Monet's ambition to document the French countryside led to a method of painting the same scene many times to capture the changing of light and the passing of the seasons. Among the best-known examples are his series of haystacks (1890–91), paintings of the Rouen Cathedral (1894), and the paintings of water lilles in his garden at his home in Giverny that occupied him continuously for the last 20 years of his life.

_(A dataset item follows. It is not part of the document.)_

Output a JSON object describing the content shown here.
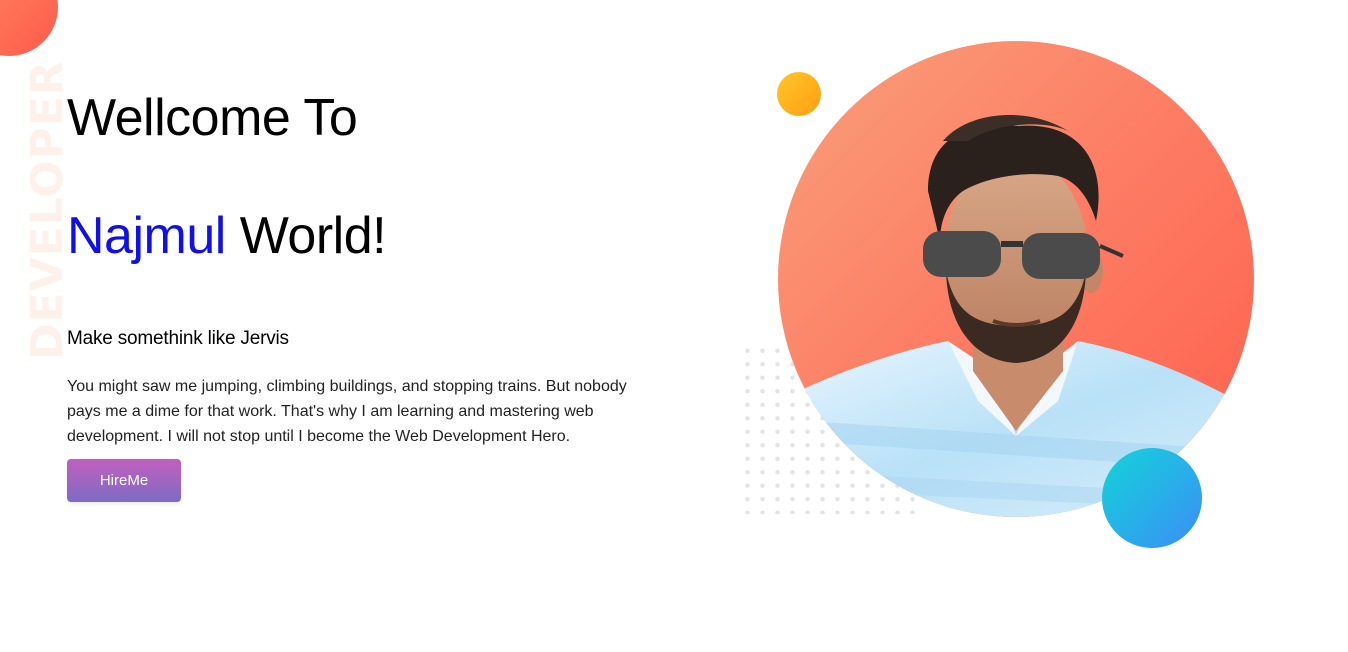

Depictions of the water lilies, with alternating light and mirror-like reflections, became an integral part of his work. By the mid-1910s Monet had achieved "a completely new, fluid, and somewhat audacious style of painting in which the water-lily pond became the point of departure for an almost abstract art". Claude Roger-Marx noted in a review of Monet's successful 1909 exhibition of the first Water Lilies series that he had "reached the ultimate degree of abstraction and imagination joined to the real". This exhibition, entitled Waterlilies, a Series of Waterscape, consisted of 42 canvases, his "largest and most unified series to date". He would ultimately make over 250 paintings of the Waterlilies.
Frequently exhibited and successful during his lifetime, Monet's fame and popularity soared in the second half of the 20th century when he became one of the world's most famous painters and a source of inspiration for burgeoning groups of artists.